Die vierte im Bunde wurde eine gewisse Wilhelmine Adamowicz, eine bekannte Prostituierte, die zu ehelichen sich Leopold in den Kopf gesetzt hatte, was ihm aber von Wien strengstens verboten worden war. Zu allem Überfluss fehlte es der Viererbande an finanziellen Mitteln und Ideen, wie dem Abhilfe geschafft werden könnte.
Die Flucht mobilisierte umgehend die internationale Presse. Hunderte Journalisten und Fotografen belagerten das Hotel, wo sich eine künftige Königin mit dem Lehrer ihrer Kinder ein gemeinsames Zimmer teilten. Es kam wie bei Lady Di. Die Meute führte „Interviews mit angeblichen Insidern, und hin und wieder ließ sich selbst Luise zu einer Äußerung an die Paparazzi hinreißen“, schreibt Winkelhofer, wobei die Grenze zwischen Realität und Kolportage fließend war.

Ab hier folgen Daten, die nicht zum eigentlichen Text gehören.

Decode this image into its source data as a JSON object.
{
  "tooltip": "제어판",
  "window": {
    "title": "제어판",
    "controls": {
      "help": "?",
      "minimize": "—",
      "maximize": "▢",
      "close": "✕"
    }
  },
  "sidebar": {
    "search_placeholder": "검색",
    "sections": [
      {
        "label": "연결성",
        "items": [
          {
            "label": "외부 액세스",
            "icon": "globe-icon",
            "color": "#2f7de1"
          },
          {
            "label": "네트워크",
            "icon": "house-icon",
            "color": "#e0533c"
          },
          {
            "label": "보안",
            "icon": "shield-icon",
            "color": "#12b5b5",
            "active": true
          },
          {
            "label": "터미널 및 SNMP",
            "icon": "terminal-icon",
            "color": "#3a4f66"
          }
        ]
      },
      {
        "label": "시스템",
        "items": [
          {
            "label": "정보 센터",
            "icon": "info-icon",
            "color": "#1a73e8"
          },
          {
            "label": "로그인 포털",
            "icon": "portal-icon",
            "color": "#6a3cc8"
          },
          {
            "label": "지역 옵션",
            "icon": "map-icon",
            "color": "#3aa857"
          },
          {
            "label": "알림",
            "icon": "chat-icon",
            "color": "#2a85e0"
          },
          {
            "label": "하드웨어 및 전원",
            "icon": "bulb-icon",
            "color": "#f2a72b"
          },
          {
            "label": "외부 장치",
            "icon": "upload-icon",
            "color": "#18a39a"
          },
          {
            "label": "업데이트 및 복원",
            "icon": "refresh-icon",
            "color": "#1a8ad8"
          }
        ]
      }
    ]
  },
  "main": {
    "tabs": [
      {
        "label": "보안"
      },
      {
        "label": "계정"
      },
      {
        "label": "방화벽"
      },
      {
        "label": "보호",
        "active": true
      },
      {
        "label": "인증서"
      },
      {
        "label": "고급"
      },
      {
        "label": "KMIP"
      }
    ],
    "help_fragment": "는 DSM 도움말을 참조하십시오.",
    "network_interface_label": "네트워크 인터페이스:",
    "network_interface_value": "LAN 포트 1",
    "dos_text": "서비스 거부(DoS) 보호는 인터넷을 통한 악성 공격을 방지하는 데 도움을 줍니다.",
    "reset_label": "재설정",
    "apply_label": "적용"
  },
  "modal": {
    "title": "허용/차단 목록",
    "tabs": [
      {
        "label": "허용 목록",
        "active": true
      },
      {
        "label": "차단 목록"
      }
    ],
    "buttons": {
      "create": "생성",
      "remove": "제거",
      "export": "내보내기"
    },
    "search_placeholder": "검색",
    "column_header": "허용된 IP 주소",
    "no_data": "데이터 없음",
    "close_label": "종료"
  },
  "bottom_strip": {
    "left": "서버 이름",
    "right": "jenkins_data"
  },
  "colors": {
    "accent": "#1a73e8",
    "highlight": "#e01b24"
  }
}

Der sächsische Hof tobte. Ein Kommissar erhielt den Auftrag, die Kronprinzessin zurückzuholen, indem er sie einfach kidnappte. Das Unternehmen scheiterte an der Wachsamkeit der Schweizer Polizei, was umgehend einen diplomatischen Eklat provozierte. Denn die Alpenrepublik sah nicht zu Unrecht ihre Hoheitsrechte verletzt. Dann versuchte Georg es mit einem internationalen Haftbefehl mit der Begründung, Luise habe die Kronjuwelen gestohlen. Auch das erwies sich als Fehlschuss, konnte die Prinzessin doch das Gegenteil beweisen.

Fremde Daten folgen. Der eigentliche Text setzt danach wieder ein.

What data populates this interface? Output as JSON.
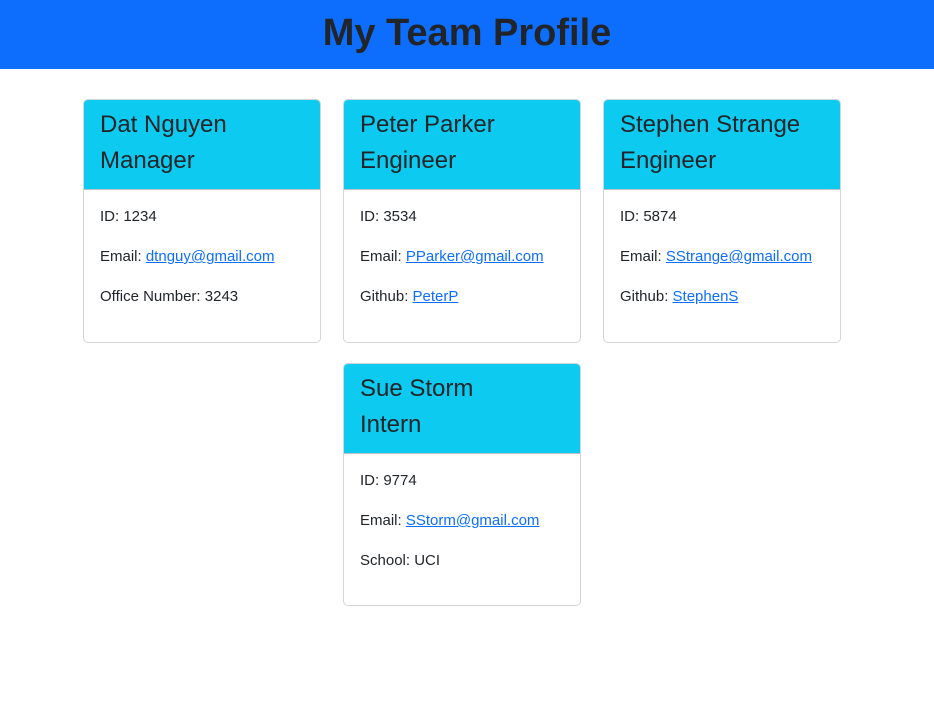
{
  "header": {
    "title": "My Team Profile"
  },
  "cards": [
    {
      "name": "Dat Nguyen",
      "role": "Manager",
      "id_label": "ID: ",
      "id": "1234",
      "email_label": "Email: ",
      "email": "dtnguy@gmail.com",
      "extra_label": "Office Number: ",
      "extra": "3243"
    },
    {
      "name": "Peter Parker",
      "role": "Engineer",
      "id_label": "ID: ",
      "id": "3534",
      "email_label": "Email: ",
      "email": "PParker@gmail.com",
      "extra_label": "Github: ",
      "extra": "PeterP"
    },
    {
      "name": "Stephen Strange",
      "role": "Engineer",
      "id_label": "ID: ",
      "id": "5874",
      "email_label": "Email: ",
      "email": "SStrange@gmail.com",
      "extra_label": "Github: ",
      "extra": "StephenS"
    },
    {
      "name": "Sue Storm",
      "role": "Intern",
      "id_label": "ID: ",
      "id": "9774",
      "email_label": "Email: ",
      "email": "SStorm@gmail.com",
      "extra_label": "School: ",
      "extra": "UCI"
    }
  ],
  "colors": {
    "header_bg": "#0d6efd",
    "card_header_bg": "#0dcaf0",
    "link": "#0d6efd"
  }
}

Daraufhin wurde Luise die Rückkehr nach Sachsen verweigert und ihr Name aus allen Hoflisten gestrichen, ihr Andenken also getilgt. Das kam beim Volk schlecht an. Es kam zu Demonstrationen vor dem Dresdner Schloss, die das Ansehen der Wettiner stärker demontierten, als es der schnöde Umgang der Windsors mit Diana Spencer vermocht hat. Schließlich versuchte Kaiser Franz Joseph die Situation zu klären, indem er seiner Großnichte Asyl unter der Bedingung anbot, dass sie sich in ein Kloster oder eine Heilanstalt zurückziehen werde.

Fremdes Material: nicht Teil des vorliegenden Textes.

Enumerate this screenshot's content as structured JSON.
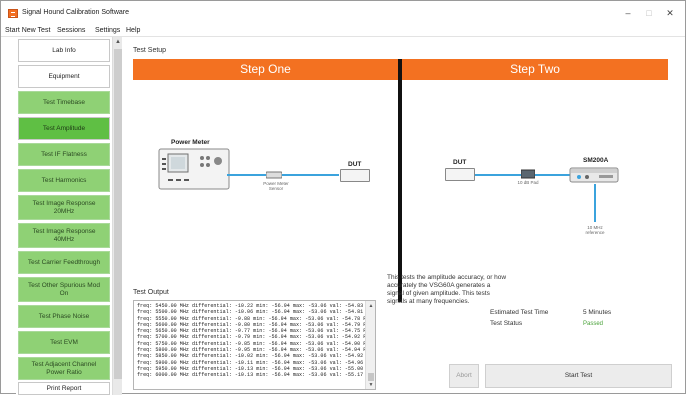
{
  "window": {
    "title": "Signal Hound Calibration Software",
    "controls": {
      "minimize": "–",
      "maximize": "□",
      "close": "✕"
    }
  },
  "menu": [
    "Start New Test",
    "Sessions",
    "Settings",
    "Help"
  ],
  "sidebar": {
    "items": [
      {
        "label": "Lab Info",
        "style": "white"
      },
      {
        "label": "Equipment",
        "style": "white"
      },
      {
        "label": "Test Timebase",
        "style": "green"
      },
      {
        "label": "Test Amplitude",
        "style": "active"
      },
      {
        "label": "Test IF Flatness",
        "style": "green"
      },
      {
        "label": "Test Harmonics",
        "style": "green"
      },
      {
        "label": "Test Image Response 20MHz",
        "style": "green"
      },
      {
        "label": "Test Image Response 40MHz",
        "style": "green"
      },
      {
        "label": "Test Carrier Feedthrough",
        "style": "green"
      },
      {
        "label": "Test Other Spurious Mod On",
        "style": "green"
      },
      {
        "label": "Test Phase Noise",
        "style": "green"
      },
      {
        "label": "Test EVM",
        "style": "green"
      },
      {
        "label": "Test Adjacent Channel Power Ratio",
        "style": "green"
      },
      {
        "label": "Print Report",
        "style": "white"
      }
    ]
  },
  "test_setup": {
    "label": "Test Setup",
    "step_one": "Step One",
    "step_two": "Step Two",
    "power_meter_label": "Power Meter",
    "power_meter_sensor": "Power Meter Sensor",
    "dut_label": "DUT",
    "dut2_label": "DUT",
    "sm200a_label": "SM200A",
    "pad_caption": "10 dB Pad",
    "ref_caption": "10 MHz reference",
    "accent_color": "#f37121",
    "cable_color": "#3ba3dd"
  },
  "test_output": {
    "label": "Test Output",
    "lines": [
      "freq: 5450.00 MHz differential: -10.22 min: -56.94 max: -53.06 val: -54.83 PASS",
      "freq: 5500.00 MHz differential: -10.06 min: -56.94 max: -53.06 val: -54.81 PASS",
      "freq: 5550.00 MHz differential: -9.88 min: -56.94 max: -53.06 val: -54.78 PASS",
      "freq: 5600.00 MHz differential: -9.80 min: -56.94 max: -53.06 val: -54.79 PASS",
      "freq: 5650.00 MHz differential: -9.77 min: -56.94 max: -53.06 val: -54.75 PASS",
      "freq: 5700.00 MHz differential: -9.79 min: -56.94 max: -53.06 val: -54.92 PASS",
      "freq: 5750.00 MHz differential: -9.85 min: -56.94 max: -53.06 val: -54.90 PASS",
      "freq: 5800.00 MHz differential: -9.95 min: -56.94 max: -53.06 val: -54.94 PASS",
      "freq: 5850.00 MHz differential: -10.02 min: -56.94 max: -53.06 val: -54.92 PASS",
      "freq: 5900.00 MHz differential: -10.11 min: -56.94 max: -53.06 val: -54.96 PASS",
      "freq: 5950.00 MHz differential: -10.13 min: -56.94 max: -53.06 val: -55.00 PASS",
      "freq: 6000.00 MHz differential: -10.13 min: -56.94 max: -53.06 val: -55.17 PASS"
    ]
  },
  "description": "This tests the amplitude accuracy, or how accurately the VSG60A generates a signal of given amplitude. This tests signals at many frequencies.",
  "info": {
    "est_time_label": "Estimated Test Time",
    "est_time_value": "5 Minutes",
    "status_label": "Test Status",
    "status_value": "Passed",
    "status_color": "#4aa23a"
  },
  "buttons": {
    "abort": "Abort",
    "start": "Start Test"
  }
}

Als die Großherzogin auch dieses großzügige Angebot zurückwies, zeigte man auch in Wien die Krallen. Luises Name wurde aus dem Mitgliederverzeichnis der Habsburger gelöscht, was auch die Einstellung sämtlicher Zahlung bedeutete. Allenfalls der Titel einer Grafin von Montignoso wurde ihr zugestanden. In Sachsen betrieb man die Aufhebung der ehelichen Gemeinschaft, nahm ihr alle Titel samt Apanage und das Sorgerecht für die Kinder. Einzig Zuwendungen ihres Gatten Friedrich August III. (reg. 1904–1918), der sich nicht als königlicher Knauser in Zeitungen angeklagt sehen wollte, retteten sie vor dem Bankrott.
Um die bei Genf geborene Tochter Anna Monika Pia entspann sich ein jahrelanger Rechtsstreit, der nach fünf Jahren schließlich mit ihrer Übergabe an den Vater Friedrich August, der inzwischen König geworden war, endete. Im Gegenzug wurden ihr regelmäßige Geldzahlungen zugestanden, was Luises Ansehen auf dem Boulevard nachhaltig schmälerte. Das Verhältnis mit dem Hauslehrer war inzwischen einer Liaison mit dem Komponisten Enrico Toselli gewichen, die sogar in einer (zivilen) Ehe zwischen der inzwischen 36-Jährigen mit dem 23-Jährigen mündete. Auch diese Verbindung scheiterte.
Mit der Revolution 1918 und dem Untergang der Monarchien in Deutschland versiegten auch die letzten Geldquellen. Am 23. März 1947 starb Luise verarmt in einer Absteige in Brüssel. „Mehrere Leben waren zerstört, eine Familie zerrissen, der Ruf des sächsischen Königshauses angeschlagen“, resümiert Winkelhofer die Affäre. „Zudem sollte die Boulevardpresse das Königshaus bis zum Ende der Monarchie im Visier behalten.“ Luise von Sachsen war wahrlich eine Vorläuferin von Lady Di.